Molecular profiles of male and female bladder cancer
According to The Cancer Genome Atlas (TCGA) majority of NMIBC have FGFR3 (fibroblast growth factor receptor 3) mutations, Ras activation, and wild-type TP53 (56,57). There are number of UBC biomarkers implemented to clinical practice. Genetic sex related discrepancies according to UBC may lead to different disease biology among women and remains to be confirmed in well-designed prospective studies (58). Recently, published studies found possible correlation with BCG failure and ARID1A (AT-rich interactive domain 1A) (59). The progression of high-risk NMIBC at molecular level has not been fully understood. Some evidence revealed that p16/P53/RB1 signaling axis promotes progression of high-risk NMIBC (60), but there is lack of investigations showing possible differences at molecular level according to gender, that could explain clinical observed gender gap.
Androgen axis dependence in UBC induction and progression could partially explain the gender discrepancy in epidemiology and outcomes (61). Empirical studies show that estrogens may protect against UBC development, but afterwards support UBC progression (62,63). On the other hand, androgens, may initiate and promote progression of bladder cancer with its receptor playing a principal role (64). It could be assumed that, in females, due to the altered androgen levels, hormone-dependent mechanisms in progression of bladder cancer may impact inferior survival compared to males.
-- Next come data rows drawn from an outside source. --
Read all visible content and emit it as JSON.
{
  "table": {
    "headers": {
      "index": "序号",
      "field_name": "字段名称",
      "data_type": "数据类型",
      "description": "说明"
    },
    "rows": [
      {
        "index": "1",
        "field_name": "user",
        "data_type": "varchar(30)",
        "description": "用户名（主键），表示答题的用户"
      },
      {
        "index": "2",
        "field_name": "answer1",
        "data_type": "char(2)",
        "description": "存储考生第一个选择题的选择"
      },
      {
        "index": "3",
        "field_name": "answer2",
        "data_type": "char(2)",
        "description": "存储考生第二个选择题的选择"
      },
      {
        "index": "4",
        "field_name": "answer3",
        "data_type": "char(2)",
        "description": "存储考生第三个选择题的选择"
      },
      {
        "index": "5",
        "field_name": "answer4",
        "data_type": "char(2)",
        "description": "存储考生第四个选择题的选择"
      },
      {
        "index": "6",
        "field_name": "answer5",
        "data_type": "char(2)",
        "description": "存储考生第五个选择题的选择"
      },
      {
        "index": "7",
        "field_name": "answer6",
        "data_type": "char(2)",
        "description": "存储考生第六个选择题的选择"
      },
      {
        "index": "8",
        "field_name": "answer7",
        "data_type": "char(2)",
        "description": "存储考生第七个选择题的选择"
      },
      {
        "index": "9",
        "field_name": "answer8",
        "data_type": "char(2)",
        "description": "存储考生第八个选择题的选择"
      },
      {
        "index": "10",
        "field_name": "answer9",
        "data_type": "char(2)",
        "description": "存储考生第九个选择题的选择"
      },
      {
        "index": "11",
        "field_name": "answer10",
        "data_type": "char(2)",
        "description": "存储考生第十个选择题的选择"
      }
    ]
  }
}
Gender differences in epidemiology, diagnosis, management and outcomes among patients diagnosed with NMIBC are pronounced. Both genetic and environmental factors are believed to play roles in gender differences in bladder cancer. Number of authors reported gender-related differences, when evaluating hematuria. By understanding sex-related discrepancies in NMIBC, gender-specific strategies for diagnosing and treatment, could be adopted to improve outcomes and reduce CSM. The present review does not find clear conclusions according to gender gap in NMIBC. Continued, especially prospective trials are thus required.
Conflicts of Interest: The authors have no conflicts of interest to declare.